16. Решение
Джордж Уэббер вовсю насладился роскошным угощеньем, так соблазнительно расставленным в столовой, и теперь, утолив голод, уже несколько минут стоял в дверях и созерцал блистательную картину, открывшуюся перед ним в огромной гостиной. Он колебался: то ли смело нырнуть в толпу и поискать — с кем бы можно поговорить, то ли еще отложить пытку и помешкать в столовой. Ведь там осталось немало блюд, которых он даже не попробовал, а это жаль. Но он уже изрядно насытился и едва ли сумеет сделать вид, будто все еще закусывает, так что выбора, пожалуй, нет, надо собраться с духом и постараться не ударить лицом в грязь.
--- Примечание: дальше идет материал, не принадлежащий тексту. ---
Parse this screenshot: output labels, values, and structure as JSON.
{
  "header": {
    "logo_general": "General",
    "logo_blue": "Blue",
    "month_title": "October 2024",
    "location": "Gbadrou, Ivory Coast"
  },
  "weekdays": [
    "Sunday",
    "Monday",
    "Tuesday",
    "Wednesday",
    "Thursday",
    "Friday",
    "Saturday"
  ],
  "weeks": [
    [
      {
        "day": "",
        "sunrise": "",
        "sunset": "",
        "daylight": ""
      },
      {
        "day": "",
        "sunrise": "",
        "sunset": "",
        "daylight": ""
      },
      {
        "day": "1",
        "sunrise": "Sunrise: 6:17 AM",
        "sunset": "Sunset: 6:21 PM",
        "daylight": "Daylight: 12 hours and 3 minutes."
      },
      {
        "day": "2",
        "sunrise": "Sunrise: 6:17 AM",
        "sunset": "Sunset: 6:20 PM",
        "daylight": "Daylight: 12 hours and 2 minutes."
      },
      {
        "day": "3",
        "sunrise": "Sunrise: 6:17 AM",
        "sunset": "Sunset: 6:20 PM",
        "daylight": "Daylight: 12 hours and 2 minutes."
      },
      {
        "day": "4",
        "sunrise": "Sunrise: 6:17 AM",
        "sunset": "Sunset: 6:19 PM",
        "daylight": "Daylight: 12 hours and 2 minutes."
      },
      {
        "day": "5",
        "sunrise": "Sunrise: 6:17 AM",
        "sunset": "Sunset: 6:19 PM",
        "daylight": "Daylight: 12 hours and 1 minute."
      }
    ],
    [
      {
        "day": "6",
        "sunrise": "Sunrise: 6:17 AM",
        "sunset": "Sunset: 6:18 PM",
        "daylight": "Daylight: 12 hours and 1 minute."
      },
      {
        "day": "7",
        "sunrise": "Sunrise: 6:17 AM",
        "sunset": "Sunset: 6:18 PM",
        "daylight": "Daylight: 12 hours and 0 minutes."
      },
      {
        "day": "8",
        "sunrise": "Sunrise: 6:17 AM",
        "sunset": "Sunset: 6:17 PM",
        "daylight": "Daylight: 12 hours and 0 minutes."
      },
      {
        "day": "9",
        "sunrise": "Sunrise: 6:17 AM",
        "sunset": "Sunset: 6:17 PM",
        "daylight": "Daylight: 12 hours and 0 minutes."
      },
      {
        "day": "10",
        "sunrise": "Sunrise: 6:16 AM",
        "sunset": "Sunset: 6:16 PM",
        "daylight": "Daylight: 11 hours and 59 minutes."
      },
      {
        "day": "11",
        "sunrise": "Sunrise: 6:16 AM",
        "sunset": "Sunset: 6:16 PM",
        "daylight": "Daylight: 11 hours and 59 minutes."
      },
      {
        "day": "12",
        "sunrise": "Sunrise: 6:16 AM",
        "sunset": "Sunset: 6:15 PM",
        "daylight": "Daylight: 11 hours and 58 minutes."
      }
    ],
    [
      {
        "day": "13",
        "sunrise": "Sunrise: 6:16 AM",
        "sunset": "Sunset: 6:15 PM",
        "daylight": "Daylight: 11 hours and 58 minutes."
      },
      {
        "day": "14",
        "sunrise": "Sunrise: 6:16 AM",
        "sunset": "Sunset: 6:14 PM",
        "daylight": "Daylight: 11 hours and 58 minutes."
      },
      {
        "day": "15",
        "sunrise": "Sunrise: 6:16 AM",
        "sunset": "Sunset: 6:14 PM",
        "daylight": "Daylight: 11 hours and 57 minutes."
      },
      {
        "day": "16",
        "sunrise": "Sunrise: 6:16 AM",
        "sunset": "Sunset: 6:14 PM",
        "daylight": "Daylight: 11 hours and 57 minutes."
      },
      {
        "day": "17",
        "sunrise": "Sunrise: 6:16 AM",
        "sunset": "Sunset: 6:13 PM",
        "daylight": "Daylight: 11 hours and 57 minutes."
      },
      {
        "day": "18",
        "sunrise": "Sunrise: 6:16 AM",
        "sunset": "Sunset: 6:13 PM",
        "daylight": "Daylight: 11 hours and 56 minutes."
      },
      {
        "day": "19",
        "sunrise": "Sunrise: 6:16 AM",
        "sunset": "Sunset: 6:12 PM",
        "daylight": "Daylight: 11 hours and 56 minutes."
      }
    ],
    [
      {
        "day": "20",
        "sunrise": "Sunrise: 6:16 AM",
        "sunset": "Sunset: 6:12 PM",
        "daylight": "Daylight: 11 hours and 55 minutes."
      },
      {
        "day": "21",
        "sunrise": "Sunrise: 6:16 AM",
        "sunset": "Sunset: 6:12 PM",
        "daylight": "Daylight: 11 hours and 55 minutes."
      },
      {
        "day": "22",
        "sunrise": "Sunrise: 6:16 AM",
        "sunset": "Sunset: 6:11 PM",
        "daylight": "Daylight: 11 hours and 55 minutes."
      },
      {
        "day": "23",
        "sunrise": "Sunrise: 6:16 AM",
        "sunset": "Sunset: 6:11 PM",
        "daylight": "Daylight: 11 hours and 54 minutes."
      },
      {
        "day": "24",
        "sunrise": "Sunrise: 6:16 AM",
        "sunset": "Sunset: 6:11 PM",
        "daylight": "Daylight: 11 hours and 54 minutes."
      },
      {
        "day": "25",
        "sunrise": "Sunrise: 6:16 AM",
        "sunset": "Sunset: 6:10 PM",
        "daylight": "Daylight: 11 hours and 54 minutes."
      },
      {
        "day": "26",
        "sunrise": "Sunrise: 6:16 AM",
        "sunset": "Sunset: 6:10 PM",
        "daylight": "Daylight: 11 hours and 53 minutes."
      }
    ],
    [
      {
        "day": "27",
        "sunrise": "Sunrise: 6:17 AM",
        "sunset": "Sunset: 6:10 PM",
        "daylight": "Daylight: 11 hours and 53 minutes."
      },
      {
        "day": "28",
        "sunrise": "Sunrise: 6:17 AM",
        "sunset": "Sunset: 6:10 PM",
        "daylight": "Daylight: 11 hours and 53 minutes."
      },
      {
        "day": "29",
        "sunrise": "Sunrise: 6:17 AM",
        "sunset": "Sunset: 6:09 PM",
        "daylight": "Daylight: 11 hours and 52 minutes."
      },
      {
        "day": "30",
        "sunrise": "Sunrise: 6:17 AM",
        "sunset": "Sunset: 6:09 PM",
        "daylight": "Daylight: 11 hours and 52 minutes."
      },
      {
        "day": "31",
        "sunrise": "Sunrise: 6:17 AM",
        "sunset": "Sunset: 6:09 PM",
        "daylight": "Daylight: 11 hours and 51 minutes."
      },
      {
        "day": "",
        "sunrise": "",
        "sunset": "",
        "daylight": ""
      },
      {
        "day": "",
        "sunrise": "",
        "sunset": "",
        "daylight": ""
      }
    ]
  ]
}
С ощущением «Ну, делать нечего!» он уже решился — и вдруг заметил Стивена Хука, который был ему давно знаком и симпатичен, и с огромным облегчением направился прямо к нему. Стивен стоял, опершись на каминную полку, и беседовал с какой-то красивой женщиной. Он еще издали увидел Джорджа и, небрежно протянув ему свою мягкую пухлую руку, сказал рассеянно:
— А, как поживаете?.. Послушайте, у вас есть телефон? — Как обычно, когда Хук действовал движимый чутким и великодушным сердцем, тон его был намеренно безразличен и он делал вид, будто ему нестерпимо скучно. — Я на днях пытался вас отыскать. Может, вы как-нибудь заглянете ко мне и пообедаем вместе?
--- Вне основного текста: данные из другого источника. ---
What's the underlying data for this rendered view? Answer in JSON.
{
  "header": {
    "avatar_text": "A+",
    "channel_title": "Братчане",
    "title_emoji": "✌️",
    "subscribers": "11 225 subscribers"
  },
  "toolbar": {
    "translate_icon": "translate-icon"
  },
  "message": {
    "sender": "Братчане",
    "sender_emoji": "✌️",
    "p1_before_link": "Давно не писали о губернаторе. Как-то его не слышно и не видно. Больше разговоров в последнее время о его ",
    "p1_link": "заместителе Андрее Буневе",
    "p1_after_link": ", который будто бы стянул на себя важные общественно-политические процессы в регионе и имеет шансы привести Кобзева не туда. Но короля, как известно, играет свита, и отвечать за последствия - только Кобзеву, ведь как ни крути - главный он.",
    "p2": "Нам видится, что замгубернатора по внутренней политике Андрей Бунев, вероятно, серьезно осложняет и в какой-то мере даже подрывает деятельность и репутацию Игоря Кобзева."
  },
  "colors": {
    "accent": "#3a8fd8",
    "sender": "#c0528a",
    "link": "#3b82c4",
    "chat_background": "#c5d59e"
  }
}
По правде говоря, мысль эта пришла ему в голову только сию минуту. Уэббер знал, что слова эти вызваны внезапным порывом сочувствия, желанием подбодрить его — пусть не барахтается в этом сверкающем изысканном водовороте, будто потерпевший кораблекрушение, пусть обретет хоть какую-то опору. С того самого раза, когда он впервые встретился с Хуком и увидел его отчаянную застенчивость и неприкрытый ужас в его взгляде, он понял, что это за человек. Его уже не могли обмануть ни скучливое равнодушие в лице Хука, ни искусно вычурная речь. За этими масками Джордж ощущал чистоту, великодушие, благородство, тоску истерзанной души. И сейчас он с глубокой благодарностью пожал протянутую ему руку, чувствуя себя в эту минуту как растерявшийся пловец, который ухватился именно за то, что поможет ему удержаться в этих пугающих, непостижимых и, пожалуй, даже опасных течениях. Он поспешно, невнятно поздоровался, сказал, что с радостью с ним как-нибудь пообедает… в любой день… когда угодно, и стал подле Хука с таким видом, будто уже не сдвинется отсюда до конца вечера.
Хук сказал ему несколько слов в своей обычной манере, как бы между делом, и представил своей собеседнице. Джордж попытался занять ее разговором, но, в ответ на все его замечания, она лишь холодно на него смотрела и молчала. Смущенный таким ее поведением, Джордж огляделся по сторонам, словно кого-то искал, и в последнем усилии хоть что-то сказать и сделать вид, будто он вовсе не растерян и не зря озирался по сторонам, он выпалил:
— Вы… вы не видели где-нибудь здесь Эстер?
И вмиг почувствовал, как неуклюж и неловок его вопрос, да и нелеп, — ведь хозяйка дома стояла у всех на виду в каких-нибудь пяти шагах от него и беседовала с гостями. И странная молчунья теперь сразу отозвалась, будто только этого и ждала. Обратила к нему ослепительную надменную улыбку и сказала холодно, недружелюбно:
— Где-нибудь? Да, я думаю, вы ее где-нибудь найдете… где-нибудь вон там. — И она кивком показала в сторону миссис Джек.
Не слишком остроумный ответ. Едва ли не такой же глупый, как его вопрос, подумалось Джорджу. Да и недружелюбие не обращено против него — просто это дань моде, готовность пренебречь хорошими манерами ради острого словца. Почему же тогда лицо его гневно вспыхнуло? Почему он сжал кулак и обернулся к этой улыбающейся пустышке с такой угрозой в горящем взгляде, словно сейчас накинется и изобьет ее?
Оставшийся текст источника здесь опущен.